Hospital de Clínicas realiza primeiro procedimento de aférese terapêutica
A Agência Transfusional do Hospital de Clínicas (HC) de Passo Fundo realizou no mês de outubro a primeira aférese terapêutica da instituição.
Este procedimento é realizado através da Hemorrede Gaúcha e teve sua oferta ampliada, passando a atender também pacientes portadores de doenças hematológicas, neurológicas, reumatológicas e nefrológicas. Ele é coordenado pela hemoterapeuta do Hospital de Clínicas, Dra. Denise Ramos de Almeida.
O médico neurologista do HC, Daniel Lima Varela integra o grupo responsável pela implementação deste protocolo na instituição e explica como o procedimento é realizado.
A aférese terapêutica envolve a passagem de sangue venoso através de um dispositivo extracorpóreo que separa o sangue em seus componentes (células e plasma), desvia grande parte das células patológicas ou plasma alvo para um recipiente de descarte e retorna a maior parte do sangue restante ao paciente, junto com fluido de reposição e células normais”, explica o médico neurologista, responsável pela primeira paciente na instituição a passar pelo procedimento.
A primeira paciente a ser submetida a plasmaférese no Hospital de Clínicas possui 47 anos e reside na cidade de Frederico Westphalen. O procedimento foi indicado para tratamento da Síndrome de Guillain-Barré.
A síndrome de Guillain Barré consiste em uma polirradiculoneuropatia inflamatória aguda, a qual é caracterizada por perda de força progressiva e ascendente nos quatro membros, diminuição ou ausência dos reflexos profundos, déficits sensitivos variados, além do possível envolvimento dos nervos responsáveis pela fala, deglutição e respiração.

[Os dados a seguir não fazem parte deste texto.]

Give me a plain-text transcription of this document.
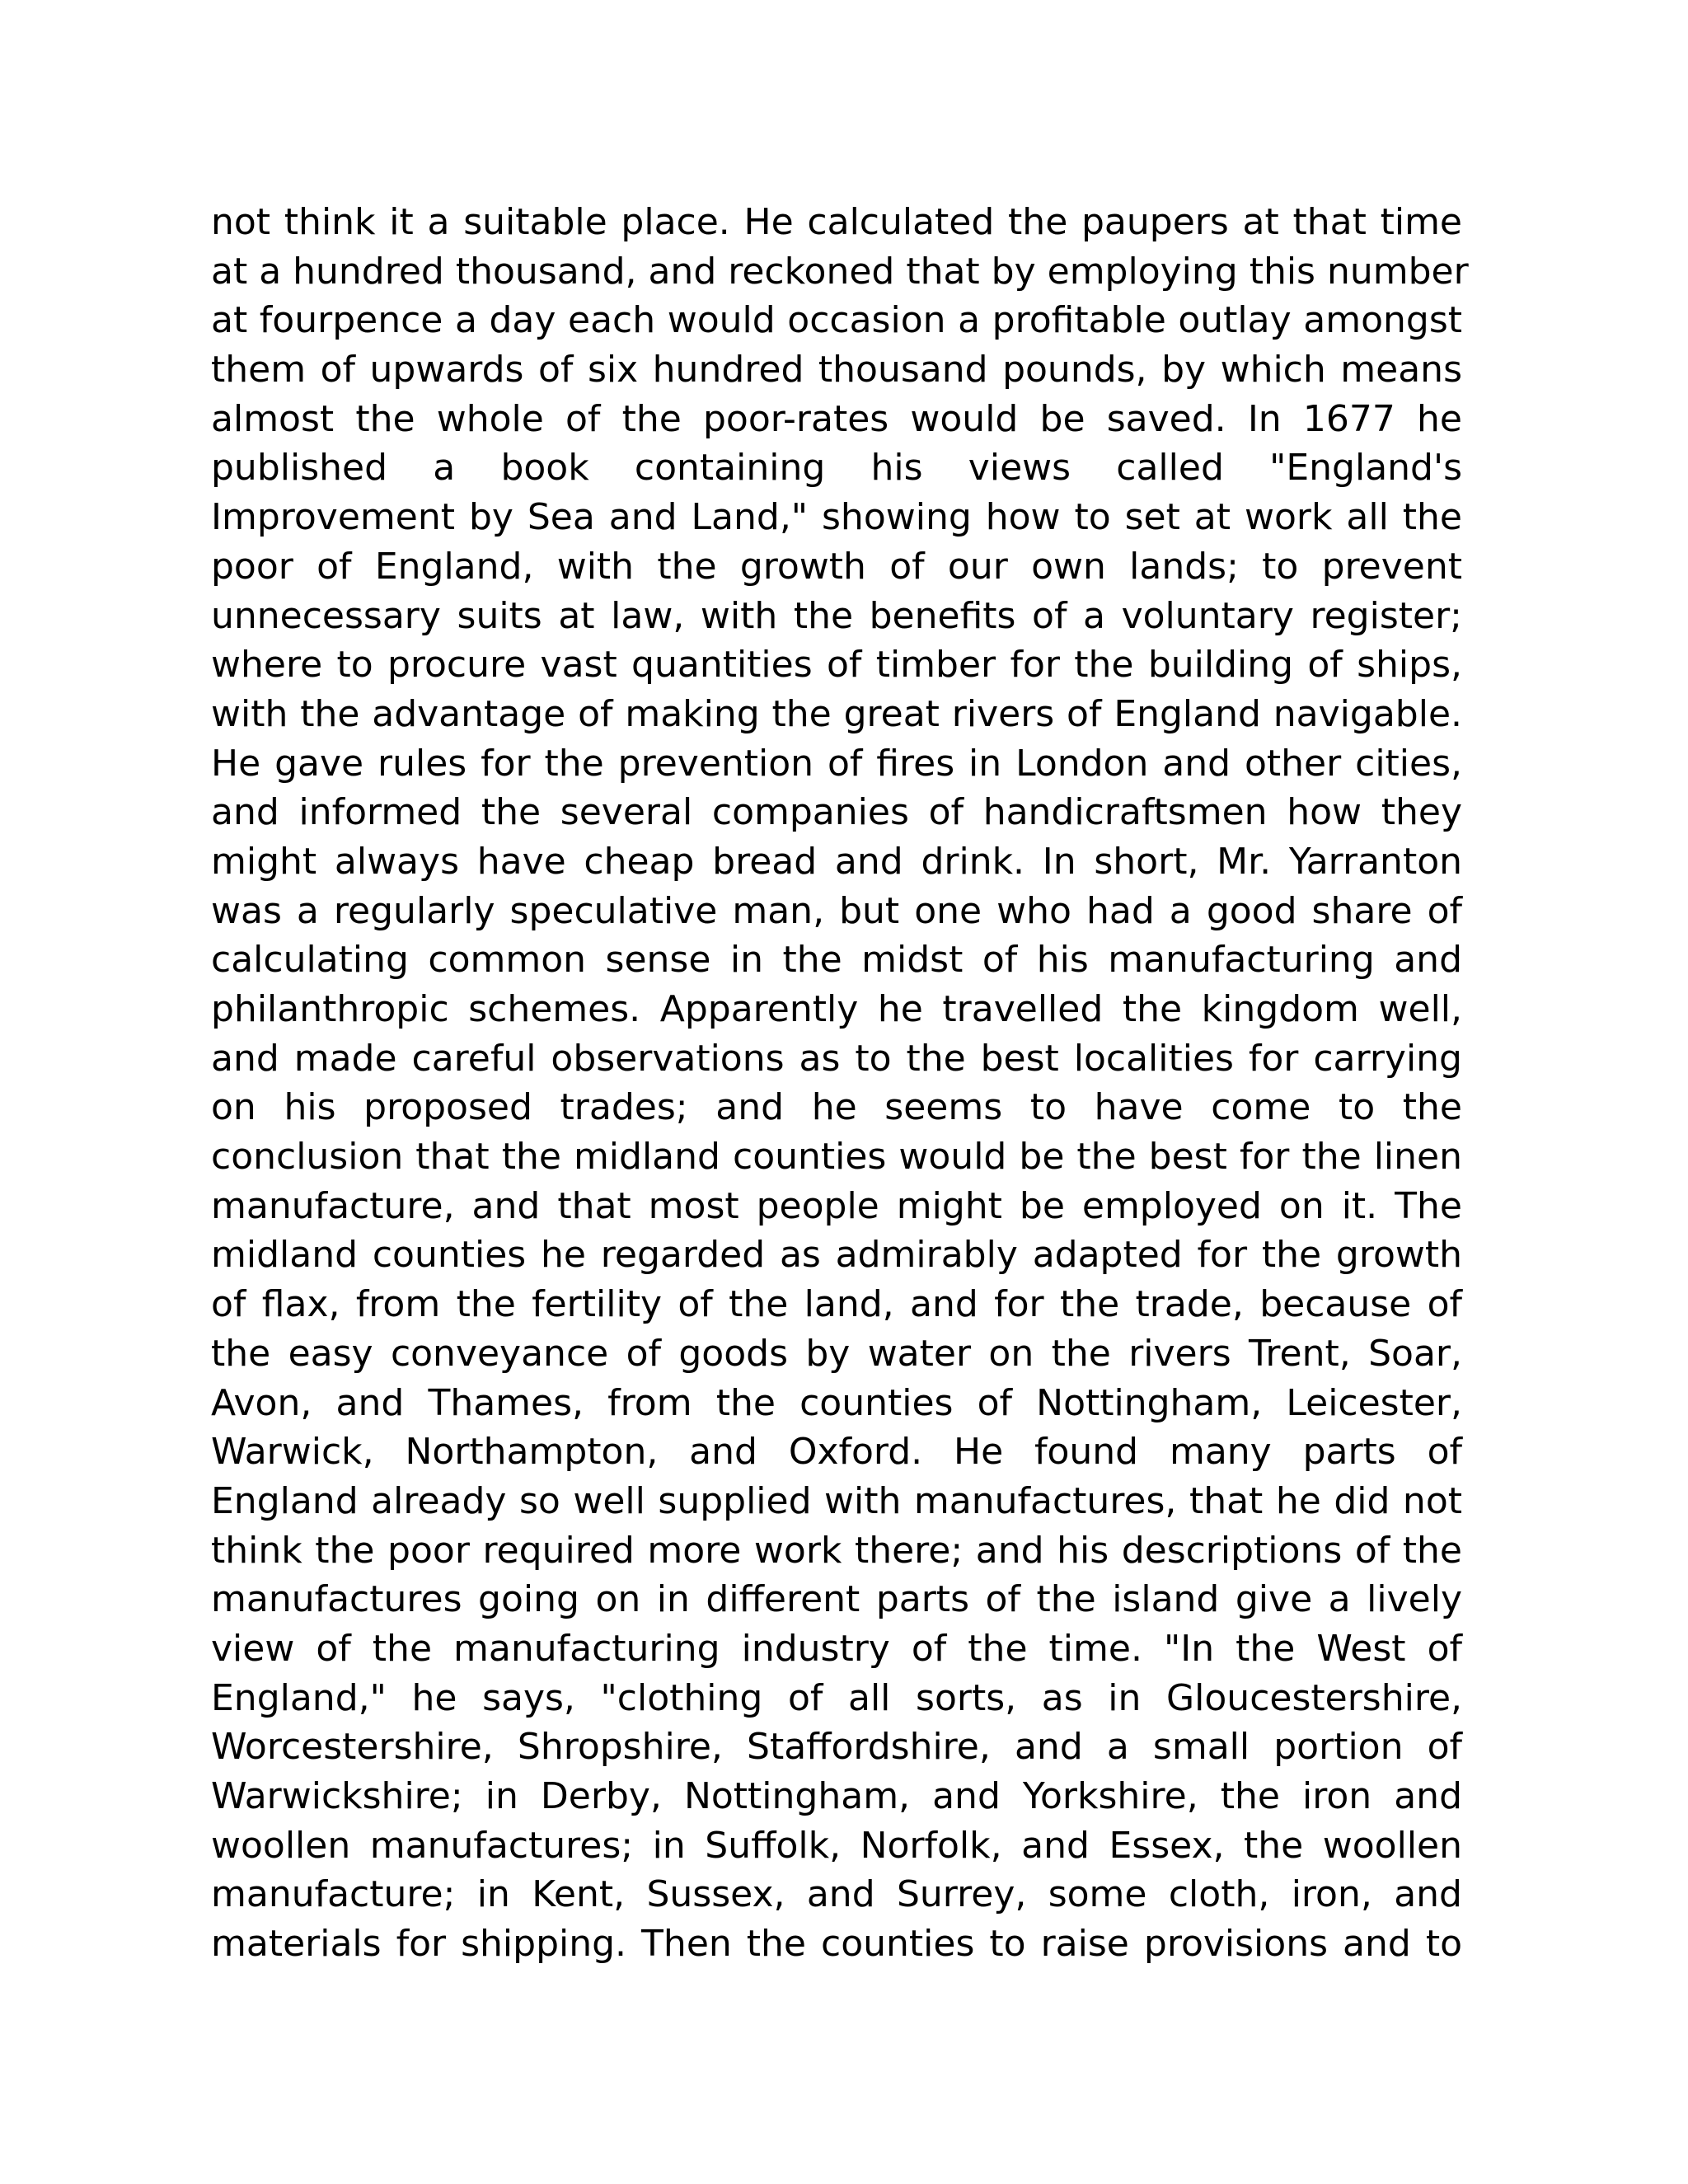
not think it a suitable place. He calculated the paupers at that time
at a hundred thousand, and reckoned that by employing this number
at fourpence a day each would occasion a profitable outlay amongst
them of upwards of six hundred thousand pounds, by which means
almost the whole of the poor-rates would be saved. In 1677 he
published a book containing his views called "England's
Improvement by Sea and Land," showing how to set at work all the
poor of England, with the growth of our own lands; to prevent
unnecessary suits at law, with the benefits of a voluntary register;
where to procure vast quantities of timber for the building of ships,
with the advantage of making the great rivers of England navigable.
He gave rules for the prevention of fires in London and other cities,
and informed the several companies of handicraftsmen how they
might always have cheap bread and drink. In short, Mr. Yarranton
was a regularly speculative man, but one who had a good share of
calculating common sense in the midst of his manufacturing and
philanthropic schemes. Apparently he travelled the kingdom well,
and made careful observations as to the best localities for carrying
on his proposed trades; and he seems to have come to the
conclusion that the midland counties would be the best for the linen
manufacture, and that most people might be employed on it. The
midland counties he regarded as admirably adapted for the growth
of flax, from the fertility of the land, and for the trade, because of
the easy conveyance of goods by water on the rivers Trent, Soar,
Avon, and Thames, from the counties of Nottingham, Leicester,
Warwick, Northampton, and Oxford. He found many parts of
England already so well supplied with manufactures, that he did not
think the poor required more work there; and his descriptions of the
manufactures going on in different parts of the island give a lively
view of the manufacturing industry of the time. "In the West of
England," he says, "clothing of all sorts, as in Gloucestershire,
Worcestershire, Shropshire, Staffordshire, and a small portion of
Warwickshire; in Derby, Nottingham, and Yorkshire, the iron and
woollen manufactures; in Suffolk, Norfolk, and Essex, the woollen
manufacture; in Kent, Sussex, and Surrey, some cloth, iron, and
materials for shipping. Then the counties to raise provisions and to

Trata-se de uma emergência médica neurológica tempo dependente – quanto mais rápido for feito o diagnóstico e iniciado o tratamento, melhor será o status clínico final do paciente. Os tratamentos disponíveis são a plasmaférese e a imunoglobulina humana”, ressalta Dr. Daniel Varela.
A aférese é realizada através de um processo automatizado, sendo possível a separação dos elementos sanguíneos e a retirada de um destes elementos, seguido da devolução das demais células para o paciente por meio de um acesso venoso.
A aférese terapêutica é um tratamento extracorpóreo que remove seletivamente células anormais ou substâncias no sangue que estão associadas ou causam certos estados de doença. A premissa básica da aférese terapêutica é que, ao remover ou diminuir os níveis de certas substâncias patológicas do plasma, pode ocorrer a prevenção de danos adicionais ou a reversão de um processo patológico em curso. A substância patológica pode ser um autoanticorpo, complexo imune, crioglobulina, cadeias leves de mieloma, endotoxina, lipoproteína contendo colesterol ou outras substâncias”, pontua o neurologista.
O especialista pontua ainda quais são os casos que podem receber indicação para realização do procedimento.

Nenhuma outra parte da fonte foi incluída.